Note that according to Masha’s definition of a hedgehog, one segment may simultaneously serve as a spine and a part of the tail (she is a little girl after all). Take a look at the picture for further clarifications.

Input
First line of the input contains two integers n and m(2 ≤ n ≤ 100 000, 1 ≤ m ≤ 200 000) — the number of points and the number segments on the picture respectively.

Then follow m lines, each containing two integers ui and vi (1 ≤ ui, vi ≤ n, ui ≠ vi) — the numbers of points connected by corresponding segment. It’s guaranteed that no two segments connect the same pair of points.

Output
Print the maximum possible value of the hedgehog’s beauty.

Sample test(s)
input
8 6
4 5
3 5
2 5
1 2
2 8
6 7
output
9
input
4 6
1 2
1 3
1 4
2 3
2 4
3 4
output
12
Note
The picture below corresponds to the first sample. Segments that form the hedgehog are painted red. The tail consists of a sequence of points with numbers 1, 2 and 5. The following segments are spines: (2, 5), (3, 5) and (4, 5). Therefore, the beauty of the hedgehog is equal to 3·3 = 9.

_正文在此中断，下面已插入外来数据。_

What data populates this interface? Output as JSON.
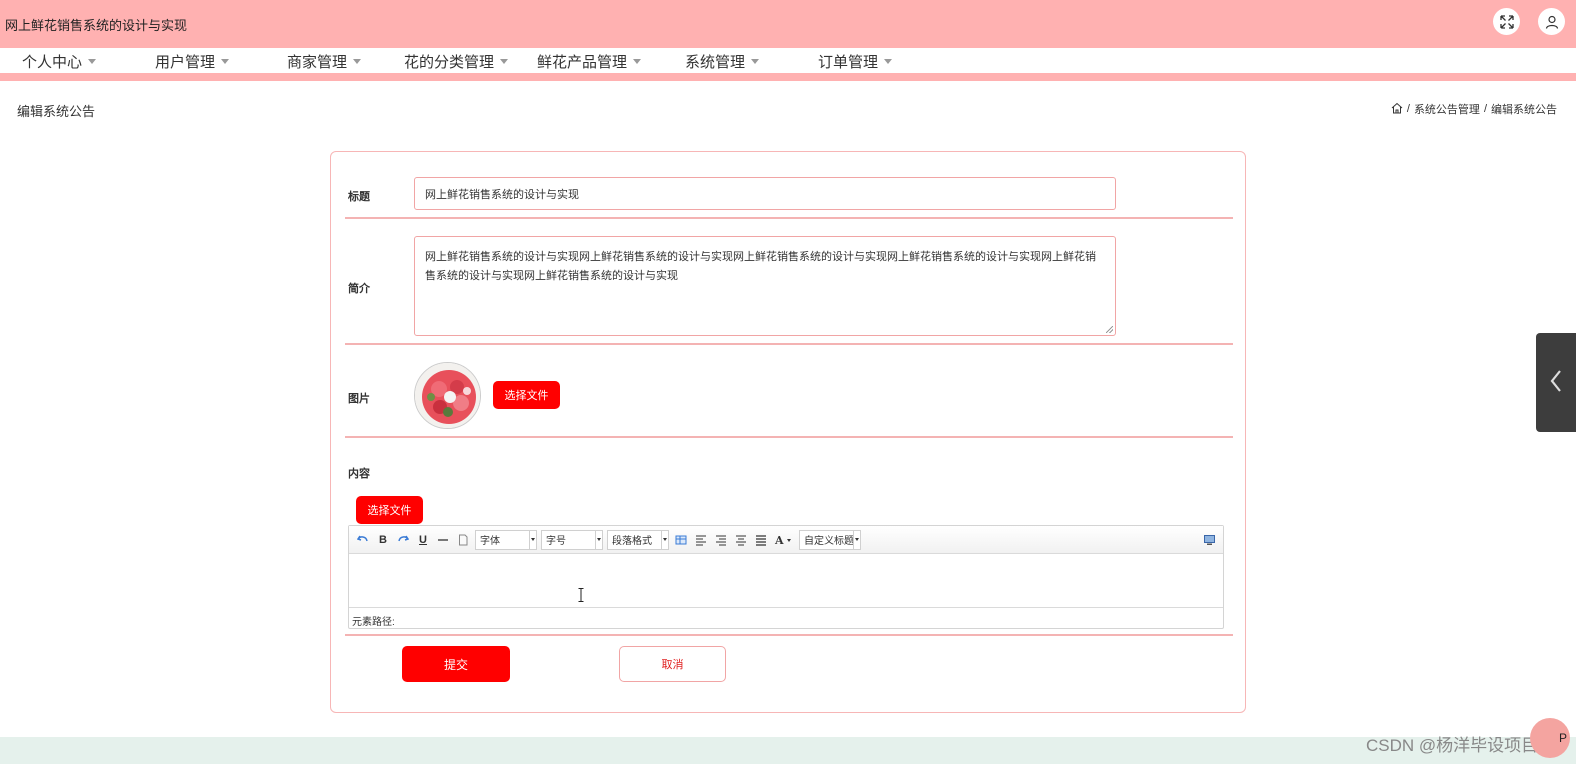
{
  "header": {
    "title": "网上鲜花销售系统的设计与实现",
    "icons": [
      "fullscreen-icon",
      "user-icon"
    ]
  },
  "nav": {
    "items": [
      {
        "label": "个人中心"
      },
      {
        "label": "用户管理"
      },
      {
        "label": "商家管理"
      },
      {
        "label": "花的分类管理"
      },
      {
        "label": "鲜花产品管理"
      },
      {
        "label": "系统管理"
      },
      {
        "label": "订单管理"
      }
    ]
  },
  "page": {
    "title": "编辑系统公告",
    "breadcrumb": [
      "系统公告管理",
      "编辑系统公告"
    ]
  },
  "form": {
    "title_label": "标题",
    "title_value": "网上鲜花销售系统的设计与实现",
    "intro_label": "简介",
    "intro_value": "网上鲜花销售系统的设计与实现网上鲜花销售系统的设计与实现网上鲜花销售系统的设计与实现网上鲜花销售系统的设计与实现网上鲜花销售系统的设计与实现网上鲜花销售系统的设计与实现",
    "image_label": "图片",
    "choose_file": "选择文件",
    "content_label": "内容",
    "content_choose_file": "选择文件",
    "submit": "提交",
    "cancel": "取消"
  },
  "editor": {
    "font_family": "字体",
    "font_size": "字号",
    "paragraph": "段落格式",
    "custom_title": "自定义标题",
    "element_path": "元素路径:"
  },
  "watermark": "CSDN @杨洋毕设项目",
  "float_button": "P",
  "colors": {
    "header_bg": "#ffb1b1",
    "accent_red": "#ff0000",
    "border_pink": "#f1a5a5",
    "footer_bg": "#e5f1ec"
  }
}
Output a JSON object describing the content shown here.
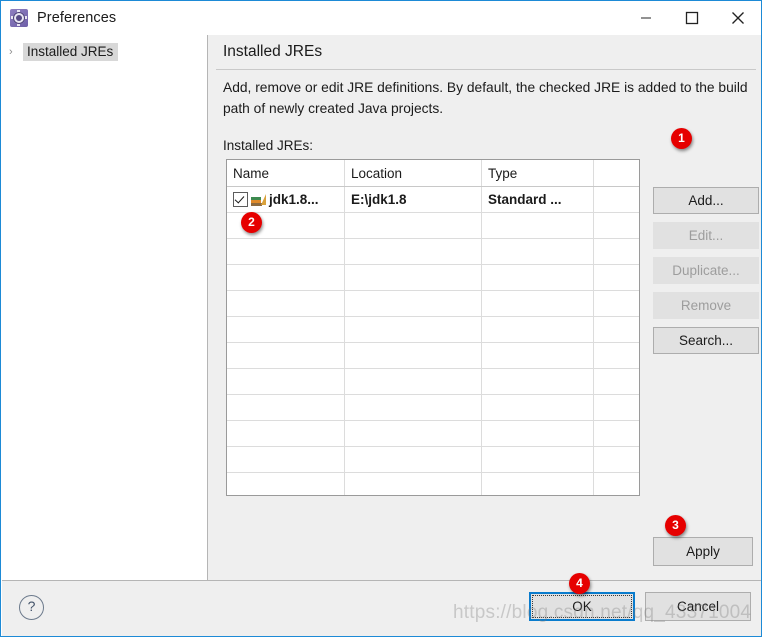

题目链接：http://codeforces.com/problemset/problem/615/B
题目大意：
寒假里，做功课之余，小明也非常喜欢画画。某一天，爸爸给他了一幅画和一只铅笔。这幅画包含了n个点和m条线（这些边可能会相交，但是我们不用去管这些）。每条线的两端是两个不同的点，没有任何两条线的两个端点是完全一样的。现在，小明想要给一些线条涂颜色，目的是画出一只刺猬来。在小明的印象中，刺猬应该有一个尾巴和几根刺。他觉得画尾巴的时候应该满足如下规律：
1、只有已经存在的线条才可以被涂上颜色。
2、尾巴应该是连续的，包含了一系列的点，每两个点之间的线条被涂上了颜色。
3、尾巴上的顶点的序号应该要严格递增。

小明觉得尾巴的长度就是尾巴上点的个数。同时，他也要去画刺猬的刺，因此他把一些线条也涂上了颜色，刺的一个端点必须在尾巴的末端点上。小明觉得刺猬的美观值应该是尾巴的长度乘以刺的数量。小明希望画出一只美观值最大的刺猬。虽然大家觉得小明的想法很幼稚，但是他毕竟还是一个小盆友。。。

Input
输入第一行包含两个正整数n和m，分别表示点和线的数量。(2<=n<=100000,1<=m<=200000)。
接下来m行，每行两个正整数ui和vi，表示第i条线两端的点的序号,1<= ui,vi<= n。数据保证没有两条线的两个端点完全一样。

Output

输出最大的美观值

解题思路：把每个点当作尾巴的末端点，所以连接这个点的点个数就是刺的个数，比这个点小的数的个数加上它本身就是尾巴长度。枚举每个点作为尾巴的末端点，记录得到的最大美观值，注意尾巴长度初始化为1，用long long。

代码如下：

#include <cstdio>
#include <vector>
#include <cstring>
#include <algorithm>
#define ll long long 
using namespace std;
const int maxn=100000+10;
vector <int >vt[maxn];
ll dp[maxn];
ll num[maxn];
int main(void)
{
    int n,m,u,v;
    memset(num,0,sizeof(num));
    for(int i=0;i<maxn;i++)
        dp[i]=1;
    scanf("%d%d",&n,&m);
    for(int i=0;i<m;i++)
    {
        scanf("%d%d",&u,&v);
        vt[v].push_back(u);
        vt[u].push_back(v);
    }
    for(int i=1;i<=n;i++)
    {
        num[i]=(ll)vt[i].size();
    }
    ll ans=0;
    dp[1]=1;
    for(int i=1;i<=n;i++)
    {
        int len=vt[i].size();
        for(int j=0;j<len;j++)
        {
            int cur=vt[i][j];
            if(cur>i)
                dp[cur]=max(dp[cur],dp[i]+1);
        }
    }
    for(int i=1;i<=n;i++)
    {
        ll cur=dp[i]*num[i];
        ans=max(cur,ans);
    }
    printf("%lld\n",ans );
}